= Isabel Leigh =

English lady-in-waiting (died 1573)

Isabel Leigh, Lady Stumpe (c. 1496 – 16 February 1573) was a lady-in-waiting during the reign of her younger half-sister, Katherine Howard, fifth wife and Queen Consort to Henry VIII.

== Early life ==
Isabel was the first child of Joyce Culpeper and Sir Ralph Leigh. She had two younger sisters and two younger brothers:
- Margaret Leigh (born c. 1500); married a man surnamed Rice.
- Joyce Leigh (born c. 1504); married John Stanney. May have had issue.
- John Leigh (born c. 1502); married Elizabeth, surname unknown. Had issue.
- Ralph Leigh (born c. 1498; died c. 1561); married Margaret Ireland.
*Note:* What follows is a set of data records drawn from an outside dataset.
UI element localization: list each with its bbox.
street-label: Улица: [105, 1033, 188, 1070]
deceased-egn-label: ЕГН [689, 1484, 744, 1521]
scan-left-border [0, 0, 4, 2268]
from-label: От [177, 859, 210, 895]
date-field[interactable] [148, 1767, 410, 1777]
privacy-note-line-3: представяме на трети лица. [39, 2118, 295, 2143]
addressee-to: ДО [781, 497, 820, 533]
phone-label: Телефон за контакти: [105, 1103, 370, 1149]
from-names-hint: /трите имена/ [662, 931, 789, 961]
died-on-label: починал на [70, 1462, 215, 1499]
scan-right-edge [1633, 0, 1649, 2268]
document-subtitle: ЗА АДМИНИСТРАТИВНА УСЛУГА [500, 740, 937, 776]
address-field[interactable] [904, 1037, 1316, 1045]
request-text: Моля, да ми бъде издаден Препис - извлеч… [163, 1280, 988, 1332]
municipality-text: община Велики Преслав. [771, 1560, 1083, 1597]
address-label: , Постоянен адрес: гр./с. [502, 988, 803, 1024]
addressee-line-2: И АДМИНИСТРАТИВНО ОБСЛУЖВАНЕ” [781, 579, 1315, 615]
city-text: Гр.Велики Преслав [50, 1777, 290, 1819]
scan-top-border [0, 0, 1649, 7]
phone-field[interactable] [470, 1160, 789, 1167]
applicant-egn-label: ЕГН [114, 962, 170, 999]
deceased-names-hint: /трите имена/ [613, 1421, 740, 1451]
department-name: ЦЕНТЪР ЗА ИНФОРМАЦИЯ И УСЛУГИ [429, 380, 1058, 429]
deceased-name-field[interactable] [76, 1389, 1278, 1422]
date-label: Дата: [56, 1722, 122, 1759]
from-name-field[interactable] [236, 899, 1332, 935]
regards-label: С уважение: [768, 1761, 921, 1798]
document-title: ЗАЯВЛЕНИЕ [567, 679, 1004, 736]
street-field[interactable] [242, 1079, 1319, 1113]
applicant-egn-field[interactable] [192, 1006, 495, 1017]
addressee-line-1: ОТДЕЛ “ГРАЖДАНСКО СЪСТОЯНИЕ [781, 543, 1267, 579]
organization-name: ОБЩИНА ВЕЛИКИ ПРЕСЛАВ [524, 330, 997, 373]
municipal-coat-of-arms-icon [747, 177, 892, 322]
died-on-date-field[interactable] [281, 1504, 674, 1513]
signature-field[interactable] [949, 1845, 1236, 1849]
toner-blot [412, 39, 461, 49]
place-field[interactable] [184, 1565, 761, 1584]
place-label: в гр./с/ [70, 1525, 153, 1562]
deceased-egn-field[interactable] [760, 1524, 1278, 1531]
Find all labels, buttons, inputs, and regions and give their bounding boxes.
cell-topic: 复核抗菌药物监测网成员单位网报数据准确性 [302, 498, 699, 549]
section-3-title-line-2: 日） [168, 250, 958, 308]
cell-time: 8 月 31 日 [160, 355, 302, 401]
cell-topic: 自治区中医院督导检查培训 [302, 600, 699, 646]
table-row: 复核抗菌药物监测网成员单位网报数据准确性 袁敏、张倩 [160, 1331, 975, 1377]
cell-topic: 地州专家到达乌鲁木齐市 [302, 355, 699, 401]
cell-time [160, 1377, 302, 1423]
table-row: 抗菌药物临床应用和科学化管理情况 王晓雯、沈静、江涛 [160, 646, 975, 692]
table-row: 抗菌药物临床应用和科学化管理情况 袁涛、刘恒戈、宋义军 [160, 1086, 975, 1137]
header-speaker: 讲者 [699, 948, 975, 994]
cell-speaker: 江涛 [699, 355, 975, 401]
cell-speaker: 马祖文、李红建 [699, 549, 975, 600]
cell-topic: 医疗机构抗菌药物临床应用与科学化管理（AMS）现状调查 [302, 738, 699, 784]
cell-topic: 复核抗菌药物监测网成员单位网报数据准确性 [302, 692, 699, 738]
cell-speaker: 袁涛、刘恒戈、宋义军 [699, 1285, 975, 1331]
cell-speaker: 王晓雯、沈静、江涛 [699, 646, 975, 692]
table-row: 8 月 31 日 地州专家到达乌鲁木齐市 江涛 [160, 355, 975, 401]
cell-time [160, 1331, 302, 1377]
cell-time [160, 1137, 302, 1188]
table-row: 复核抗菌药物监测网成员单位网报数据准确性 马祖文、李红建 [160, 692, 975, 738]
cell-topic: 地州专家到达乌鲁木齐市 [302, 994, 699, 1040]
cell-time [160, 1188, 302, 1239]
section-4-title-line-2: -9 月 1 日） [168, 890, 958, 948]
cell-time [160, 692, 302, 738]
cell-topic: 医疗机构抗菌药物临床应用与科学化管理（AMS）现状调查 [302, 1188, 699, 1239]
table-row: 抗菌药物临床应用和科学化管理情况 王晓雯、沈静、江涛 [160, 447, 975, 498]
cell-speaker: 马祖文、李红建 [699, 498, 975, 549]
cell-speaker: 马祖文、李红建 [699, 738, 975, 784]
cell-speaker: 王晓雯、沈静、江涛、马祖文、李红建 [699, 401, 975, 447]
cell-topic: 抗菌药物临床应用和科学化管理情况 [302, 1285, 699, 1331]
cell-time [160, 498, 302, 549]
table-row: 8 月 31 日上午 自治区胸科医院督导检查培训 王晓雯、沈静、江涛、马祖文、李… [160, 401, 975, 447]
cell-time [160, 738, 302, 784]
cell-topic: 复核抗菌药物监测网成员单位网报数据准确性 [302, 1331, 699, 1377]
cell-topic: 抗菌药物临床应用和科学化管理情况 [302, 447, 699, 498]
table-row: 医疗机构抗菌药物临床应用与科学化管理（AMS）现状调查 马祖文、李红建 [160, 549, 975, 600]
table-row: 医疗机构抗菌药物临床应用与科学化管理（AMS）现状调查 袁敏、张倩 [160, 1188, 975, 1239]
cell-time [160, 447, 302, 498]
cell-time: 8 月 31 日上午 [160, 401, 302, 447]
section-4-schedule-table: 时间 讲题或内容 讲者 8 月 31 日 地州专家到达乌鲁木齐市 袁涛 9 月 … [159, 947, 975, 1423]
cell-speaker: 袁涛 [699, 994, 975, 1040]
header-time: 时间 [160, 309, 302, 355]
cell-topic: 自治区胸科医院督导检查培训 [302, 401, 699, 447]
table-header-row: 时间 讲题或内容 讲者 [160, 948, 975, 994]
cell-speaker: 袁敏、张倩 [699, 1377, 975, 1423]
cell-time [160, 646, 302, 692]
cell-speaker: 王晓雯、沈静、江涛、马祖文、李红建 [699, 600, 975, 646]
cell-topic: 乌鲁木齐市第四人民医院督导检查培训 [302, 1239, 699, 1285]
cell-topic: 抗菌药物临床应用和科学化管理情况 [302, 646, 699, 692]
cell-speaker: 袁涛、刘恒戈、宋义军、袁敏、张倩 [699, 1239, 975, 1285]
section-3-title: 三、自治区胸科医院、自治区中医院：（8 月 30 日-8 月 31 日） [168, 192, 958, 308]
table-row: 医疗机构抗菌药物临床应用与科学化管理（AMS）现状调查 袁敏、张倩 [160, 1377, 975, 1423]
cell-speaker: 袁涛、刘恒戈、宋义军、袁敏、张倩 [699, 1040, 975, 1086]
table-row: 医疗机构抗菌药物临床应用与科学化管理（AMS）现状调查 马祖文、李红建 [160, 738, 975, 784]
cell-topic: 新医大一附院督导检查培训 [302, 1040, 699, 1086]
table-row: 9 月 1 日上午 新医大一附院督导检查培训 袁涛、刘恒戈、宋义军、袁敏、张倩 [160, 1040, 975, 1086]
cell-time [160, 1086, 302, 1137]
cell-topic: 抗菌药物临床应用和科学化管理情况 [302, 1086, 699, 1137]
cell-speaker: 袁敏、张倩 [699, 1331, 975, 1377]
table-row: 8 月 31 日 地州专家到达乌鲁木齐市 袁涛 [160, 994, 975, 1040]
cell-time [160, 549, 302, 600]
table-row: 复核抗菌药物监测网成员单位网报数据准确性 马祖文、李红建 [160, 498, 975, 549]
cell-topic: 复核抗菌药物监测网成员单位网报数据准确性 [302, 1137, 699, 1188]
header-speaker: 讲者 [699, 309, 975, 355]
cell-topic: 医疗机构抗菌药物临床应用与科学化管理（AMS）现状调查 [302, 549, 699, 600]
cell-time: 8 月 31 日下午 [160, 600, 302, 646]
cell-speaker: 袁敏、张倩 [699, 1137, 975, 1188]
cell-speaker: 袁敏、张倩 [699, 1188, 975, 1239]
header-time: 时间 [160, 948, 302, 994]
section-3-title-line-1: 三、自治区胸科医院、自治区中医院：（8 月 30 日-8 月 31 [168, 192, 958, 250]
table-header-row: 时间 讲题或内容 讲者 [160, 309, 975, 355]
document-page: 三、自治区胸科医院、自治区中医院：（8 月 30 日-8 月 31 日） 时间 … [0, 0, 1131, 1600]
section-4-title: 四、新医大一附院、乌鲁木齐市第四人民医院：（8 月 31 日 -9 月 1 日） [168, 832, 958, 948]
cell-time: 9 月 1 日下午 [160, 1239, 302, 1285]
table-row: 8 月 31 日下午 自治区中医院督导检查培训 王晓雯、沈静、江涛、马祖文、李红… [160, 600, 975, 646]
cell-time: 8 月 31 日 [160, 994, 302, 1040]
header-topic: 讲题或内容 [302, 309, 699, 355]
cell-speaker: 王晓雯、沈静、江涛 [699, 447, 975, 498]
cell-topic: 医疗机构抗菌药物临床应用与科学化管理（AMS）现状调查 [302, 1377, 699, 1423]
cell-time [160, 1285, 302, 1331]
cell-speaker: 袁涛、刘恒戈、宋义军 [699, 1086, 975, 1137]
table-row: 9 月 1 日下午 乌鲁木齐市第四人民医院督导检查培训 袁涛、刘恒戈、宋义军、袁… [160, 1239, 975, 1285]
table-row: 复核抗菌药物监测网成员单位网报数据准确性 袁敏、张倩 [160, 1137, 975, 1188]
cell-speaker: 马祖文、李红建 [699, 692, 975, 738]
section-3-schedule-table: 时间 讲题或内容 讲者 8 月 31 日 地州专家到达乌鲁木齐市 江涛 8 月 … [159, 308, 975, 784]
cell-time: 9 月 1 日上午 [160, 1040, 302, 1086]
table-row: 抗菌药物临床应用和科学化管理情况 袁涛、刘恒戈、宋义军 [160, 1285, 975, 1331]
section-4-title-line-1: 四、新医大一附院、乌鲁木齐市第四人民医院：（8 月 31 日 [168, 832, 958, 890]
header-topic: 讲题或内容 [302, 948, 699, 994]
Had issue.

Her father Sir Ralph Leigh died c. 1509/1510 and Isabel's mother remarried to Lord Edmund Howard c. 1513/1515. They had six children.
- Margaret Howard (c. 1515 – 10 October 1572); married Sir Thomas Arundell of Wardour Castle, son of Sir John Arundell of Lanherne by his wife Lady Eleanor Grey, the daughter of Thomas Grey, 1st Marquess of Dorset.
- Mary Howard (born after 1515); married Edmund Trafford.
- Henry Howard (born after 1515); married Anne Howard.
- Charles Howard (born after 1515).
- George Howard (c. 1519 – 1580).
- Katherine Howard (c. 1524 – 13 February 1542); married Henry VIII of England.

== Marriage and issue ==
Isabel Leigh married Sir Edward Bayntun or Baynton of Bromham, Wiltshire, on 18 January 1531. They had three children.
- Henry Baynton (b. c. 1536). Married Anne Cavendish. Had issue.
- Francis Baynton (b. 1537)
- Anne Baynton (d. young)

After Edward's death in 1544, Isabel married Sir James Stumpe of Malmesbury, Wiltshire. James had been her step-daughter Bridget's husband, and Isabel and James married after Bridget died in 1545. James died in 1563.

Isabel married Thomas Stafford about 1565.

==Royal connections==
The leases of many manors such as Paddington, Temple Rockley, and Chisbury were given to Edward Baynton during his marriage to Isabel. Some leases were given to Isabel after Edward Baynton's death, and they passed on to their son Henry.

On New Year's Day 1534, Isabel made a gift of a shirt to the King, embroidered with gold thread, following a gesture that had first been made by Edward's first wife Elizabeth. Isobel continued to take part in the New Year's Day gift exchange at court. In 1539 she received a silver gilt "cruse" (a cup with a cover), made by the goldsmith Morgan Wolf, and gave Henry another shirt, of Holland linen embroidered with black silk.

Isabel Baynton became one of Katherine Howard's Ladies of the Privy Chamber upon her marriage to Henry VIII. Her husband Edward Baynton was Vice-Chamberlain of the Household to all of Henry VIII's later queens, including Katherine Howard. When Queen Katherine was banished from court in 1541, Isabel was one of the four ladies-in-waiting she was allowed to take with her. An account of the jewels that was taken following the Queen's arrest noted that she had given a "girdle of goldsmith's work" to the Lady Baynton.

For a short time, from April 1539, Isabel and Edward Baynton served as guardians in charge of the households of Mary I of England, and Elizabeth I.

==Later life and death==
In 1550, Isabel obtained a lease for the dissolved monastery at Edington, Wiltshire with Edward Hastings, 1st Baron Hastings of Loughborough. An interest in the manor of Faulston near Salisbury was declined by Isabel, but after her death in February 1573 the interest was taken up by her son Henry.